The battle cry of a generation
“ChatGPT essentially devalues the ability to write software. It means that the trust in humanness and security is probably going to be on the increase. If anyone can ask a computer program to mimic Joe Biden’s voice or Donald Trump’s voice, then what does that mean for elections and so on. So, companies that can help provide security, such as CloudFlare, which is one of our holdings, might be more valuable.

“Energy we think is going to continue to be scarce because the amount of energy that these data centres need to use is absolutely massive. I think 1% of the world’s electricity use has just been calculated to be used for these data centres, and the internet’s going to use about a quarter of the world’s electricity use in 2025. To provide that in a clean and zero carbon way is going to be a challenge, but also an opportunity for companies.

“Other things such as data and analysis of data will be really important because AI is all about data and compute power. Companies that can help dig into data goldmines, for example, are going to become more valuable. And if they can connect different data mines together and create new innovations on top of it, they’re going to be valuable too.

“And what might it all mean? Early tentative takeaways are that there could be a lot of big, very profitable private companies with only a few employees. Indeed, the battle cry of this generation could be the billion-dollar startup with three employees.”

The future economics of drug discovery
“I think healthcare, particularly the US healthcare system, is ripe for disruption. It spends more money than any other country on healthcare and has less superior outcomes to many countries. We welcome the fact that AI is going to disrupt this, and we believe we hold some of, if not all, the most innovative healthcare companies addressing these problems.

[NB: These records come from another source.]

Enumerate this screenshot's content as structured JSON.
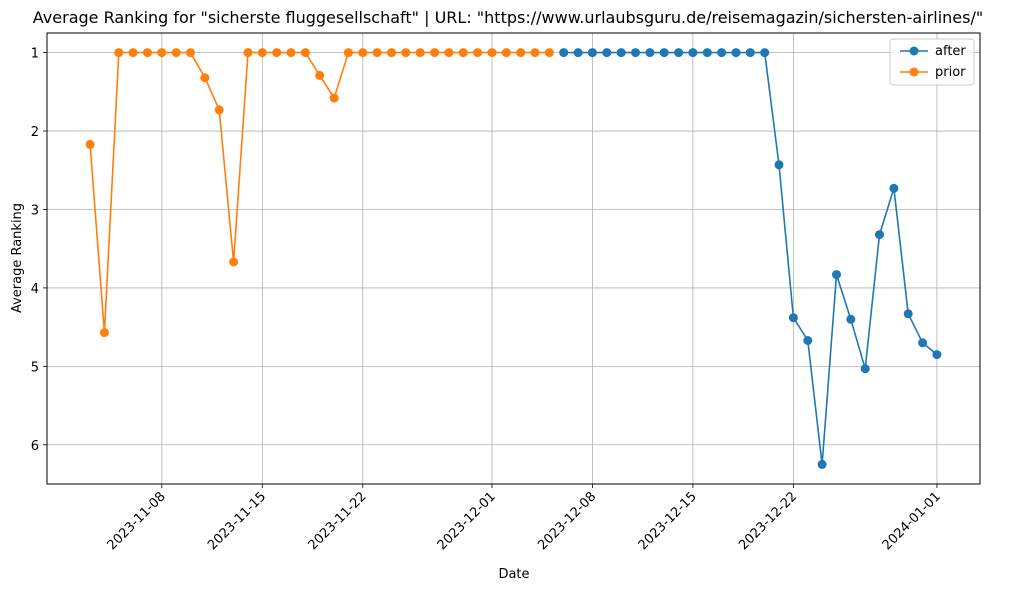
{
  "chart_data": {
    "type": "line",
    "title": "Average Ranking for \"sicherste fluggesellschaft\" | URL: \"https://www.urlaubsguru.de/reisemagazin/sichersten-airlines/\"",
    "xlabel": "Date",
    "ylabel": "Average Ranking",
    "y_inverted": true,
    "ylim": [
      6.5,
      0.75
    ],
    "xlim": [
      "2023-10-31",
      "2024-01-04"
    ],
    "grid": true,
    "legend_position": "top-right",
    "x_ticks": [
      "2023-11-08",
      "2023-11-15",
      "2023-11-22",
      "2023-12-01",
      "2023-12-08",
      "2023-12-15",
      "2023-12-22",
      "2024-01-01"
    ],
    "y_ticks": [
      1,
      2,
      3,
      4,
      5,
      6
    ],
    "series": [
      {
        "name": "after",
        "color": "#1f77b4",
        "x": [
          "2023-12-06",
          "2023-12-07",
          "2023-12-08",
          "2023-12-09",
          "2023-12-10",
          "2023-12-11",
          "2023-12-12",
          "2023-12-13",
          "2023-12-14",
          "2023-12-15",
          "2023-12-16",
          "2023-12-17",
          "2023-12-18",
          "2023-12-19",
          "2023-12-20",
          "2023-12-21",
          "2023-12-22",
          "2023-12-23",
          "2023-12-24",
          "2023-12-25",
          "2023-12-26",
          "2023-12-27",
          "2023-12-28",
          "2023-12-29",
          "2023-12-30",
          "2023-12-31",
          "2024-01-01"
        ],
        "values": [
          1,
          1,
          1,
          1,
          1,
          1,
          1,
          1,
          1,
          1,
          1,
          1,
          1,
          1,
          1,
          2.43,
          4.38,
          4.67,
          6.25,
          3.83,
          4.4,
          5.03,
          3.32,
          2.73,
          4.33,
          4.7,
          4.85
        ]
      },
      {
        "name": "prior",
        "color": "#ff7f0e",
        "x": [
          "2023-11-03",
          "2023-11-04",
          "2023-11-05",
          "2023-11-06",
          "2023-11-07",
          "2023-11-08",
          "2023-11-09",
          "2023-11-10",
          "2023-11-11",
          "2023-11-12",
          "2023-11-13",
          "2023-11-14",
          "2023-11-15",
          "2023-11-16",
          "2023-11-17",
          "2023-11-18",
          "2023-11-19",
          "2023-11-20",
          "2023-11-21",
          "2023-11-22",
          "2023-11-23",
          "2023-11-24",
          "2023-11-25",
          "2023-11-26",
          "2023-11-27",
          "2023-11-28",
          "2023-11-29",
          "2023-11-30",
          "2023-12-01",
          "2023-12-02",
          "2023-12-03",
          "2023-12-04",
          "2023-12-05"
        ],
        "values": [
          2.17,
          4.57,
          1,
          1,
          1,
          1,
          1,
          1,
          1.32,
          1.73,
          3.67,
          1,
          1,
          1,
          1,
          1,
          1.29,
          1.58,
          1,
          1,
          1,
          1,
          1,
          1,
          1,
          1,
          1,
          1,
          1,
          1,
          1,
          1,
          1
        ]
      }
    ]
  }
}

“Traditional drug discovery is the equivalent of throwing spaghetti at a wall and seeing what sticks. There’s very little correlation of the success of one drug to another, and this is why most large pharmaceutical companies have negative returns on their R&D spending.

“The largest opportunity today is to improve the time-cost of preclinical development through finding targets and screening potential drug target interactions in silico, digitally with AI. So, we have Recursion, which is a company in the portfolio that primarily through better target discovery uses AI, but is now also moving into drug target modelling using AI to improve its preclinical testing for faster iteration times.

“We also have Moderna in the portfolio who designed the drug candidate for the Covid vaccine in something like 15-20 minutes, on a computer using a Word document printout of the genetic code of the spike protein. They then spent the next 48 hours just checking that everything was right and that was the drug that went into trials and has now been put in billions of arms. Thinking about how long that process took 20 years ago for SARS – it took about three years – that’s the condensation of the speeding up the process. It’s incredible. We think it’s great for humanity and it’s great for some companies who are able to embrace it.

“One of the key things in our approach is that we tend to look for platform companies. So, not just a company that will come out with one wonder drug. We are looking for a company that has a technology that – if proven to be effective – can be rolled out across various different diseases. And that’s what we’re seeing with Alnylam, which silences disease-causing genes, or with Moderna, which uses messenger RNA to essentially treat many infections through vaccinations and potentially even treat cancer by getting the body to create the proteins needed to tackle a disease by sending messenger RNA into the body which then makes these proteins.”

Conclusion

Ben’s depiction of the team’s long-term view on investing in America and to their appraisal of the investment potential of AI for companies, encapsulates the Baillie Gifford growth philosophy of seeking out and investing in companies that are capable of maintaining long-term profitable growth. It’s an incredible listen on what could potentially be the future of everything.